Answer: The magnitude of the average acceleration is $a = \dfrac{v_{2}-v_{1}}{t_{2}-t_{1}}$

Explanation:

Given that,

Velocity = $v_{1}$

Time = $t_{1}$

Velocity = $v_{2}$

Time = $t_{1}$

We know that,

Change in velocity in time interval = $\dfrac{v_{2}-v_{1}}{t_{2}-t_{1}}$

So, the acceleration is

Average acceleration = total change in velocity / total change in time

$a = \dfrac{v_{2}-v_{1}}{t_{2}-t_{1}}$

Hence, the magnitude of the average acceleration is $a = \dfrac{v_{2}-v_{1}}{t_{2}-t_{1}}$

Answer 2

"Velocity changes from $v_{ 1 }{ \quad to }\quad v_{ 2 }$

Time changes from $t_{ 1 }\quad { to }\quad t_{ 2 }$

We know that,

"Rate of change of velocity" is equal to acceleration.

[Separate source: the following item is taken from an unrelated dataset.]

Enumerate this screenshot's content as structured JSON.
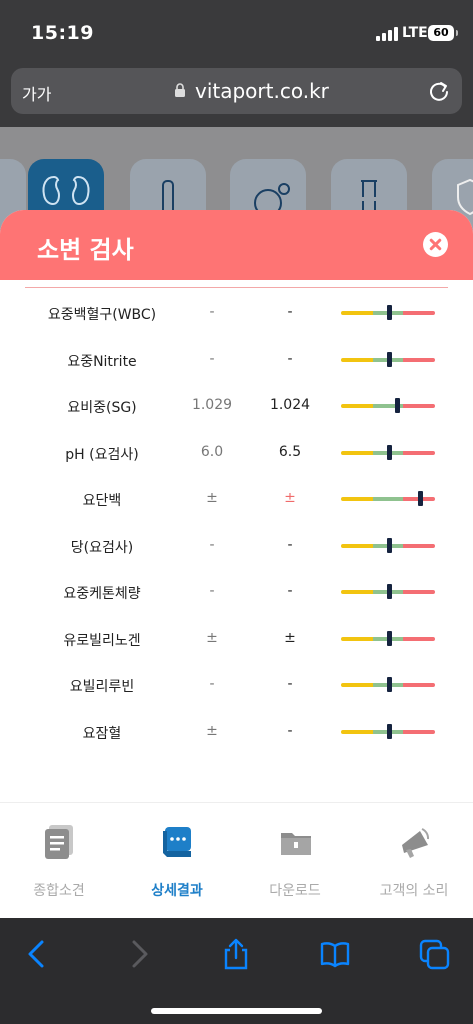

Acceleration $=\frac { { "Rate\quad of\quad change\quad of\quad velocity" } }{ { Time\quad taken } }$

Time taken $=t_{2}-t_{1}$

"Rate of change of velocity" $=v_{2}-v_{1}$

Hence, Acceleration $\frac{v_2-v_1}{t_2-t_1}$

Both acceleration and velocity is a "vector quantity" as both the quantities indicates direction and magnitude. When distance is integrated we get velocity, when velocity is integrated we get acceleration."